さらに芸能事務所にとっては、広告以外の面でも、デジタルコンテンツの楽しみ方として当たり前になっている「課金」を収益源にできる可能性が広がります。
このように、タレント・アーティストのDXは広告主や芸能事務所に大きな恩恵をもたらしますが、ただ闇雲にデジタルコンテンツを制作すればいいわけではありません。タレントのファン層や商材のターゲット層によってはテレビを活用したほうが効果的ですし、書籍やCDが最適な場合もあります。

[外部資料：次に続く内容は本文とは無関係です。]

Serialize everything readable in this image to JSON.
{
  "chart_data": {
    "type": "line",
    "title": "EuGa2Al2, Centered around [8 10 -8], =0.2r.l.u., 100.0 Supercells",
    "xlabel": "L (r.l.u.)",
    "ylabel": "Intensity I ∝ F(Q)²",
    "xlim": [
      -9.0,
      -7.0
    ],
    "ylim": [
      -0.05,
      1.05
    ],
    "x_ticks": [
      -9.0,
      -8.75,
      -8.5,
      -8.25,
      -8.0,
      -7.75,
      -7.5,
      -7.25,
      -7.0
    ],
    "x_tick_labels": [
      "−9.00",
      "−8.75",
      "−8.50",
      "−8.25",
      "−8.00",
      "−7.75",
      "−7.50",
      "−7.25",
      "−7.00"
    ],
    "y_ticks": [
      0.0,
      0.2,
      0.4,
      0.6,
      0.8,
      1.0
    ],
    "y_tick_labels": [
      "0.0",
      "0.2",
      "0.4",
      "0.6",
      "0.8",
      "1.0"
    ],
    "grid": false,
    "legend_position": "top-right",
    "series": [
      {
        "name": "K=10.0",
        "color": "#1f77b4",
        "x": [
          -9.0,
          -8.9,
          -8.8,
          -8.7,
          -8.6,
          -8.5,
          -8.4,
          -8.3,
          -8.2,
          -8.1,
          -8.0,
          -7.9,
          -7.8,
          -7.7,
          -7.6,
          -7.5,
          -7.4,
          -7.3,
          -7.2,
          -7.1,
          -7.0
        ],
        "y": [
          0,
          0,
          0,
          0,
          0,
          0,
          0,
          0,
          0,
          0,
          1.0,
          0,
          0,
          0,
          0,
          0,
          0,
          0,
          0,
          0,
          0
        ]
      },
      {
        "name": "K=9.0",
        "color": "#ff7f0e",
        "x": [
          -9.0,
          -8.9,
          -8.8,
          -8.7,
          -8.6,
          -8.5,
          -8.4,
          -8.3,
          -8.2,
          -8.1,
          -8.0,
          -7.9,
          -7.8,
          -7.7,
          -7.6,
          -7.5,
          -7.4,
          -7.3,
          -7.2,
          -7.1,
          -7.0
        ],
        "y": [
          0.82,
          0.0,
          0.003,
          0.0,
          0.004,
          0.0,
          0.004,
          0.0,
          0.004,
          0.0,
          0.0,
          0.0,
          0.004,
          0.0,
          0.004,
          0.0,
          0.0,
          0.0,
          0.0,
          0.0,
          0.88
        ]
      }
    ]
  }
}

FIREBUGにも「YouTubeチャンネルを開設したい」「Instagramで発信したい」といったご依頼を頂きますが、それはあくまでも各論です。収益を確保しなければタレント・アーティスト活動が継続できない以上、チャネルを選ぶ前に確かなビジネス戦略が必要になります。DXは、それ自体が目的なのではなく、各タレント・アーティストが能力を発揮して表現したいこと(Will)を実現し、効果的に収益を得るための手段なのです。
いきものがかりもメディアマップで戦略を立てている
一例として、FIREBUGがお手伝いさせている「いきものがかり」のケースを簡潔にご紹介します。どのようなプロジェクトでも同様ですが、まず、タレント・アーティスト自身が実現したいことをヒアリングしてビジョンを共有し、データを分析して戦略を立て、その達成に必要なスタッフを集めてチームを組みます。
いきものがかりの場合には、「国民的アーティストである」「国民的ソングをつくる」というビジョンを掲げて、新たな大ヒット楽曲の創出に取り組んでいます。この目標を達成するために、活動のプラットフォームとなる従来のマスメディアとデジタルメディアを整理する必要があります。その簡略マップがこちらです。

若年層に狙いを定めたタレント・アーティストであればデジタルメディアにおける活動に注力することが有用だと思いますが、いきものがかりは「国民的」なポジションを見据えた戦略が必要です。そのため、DXを推し進めるとともにマスメディアも積極的に活用しています。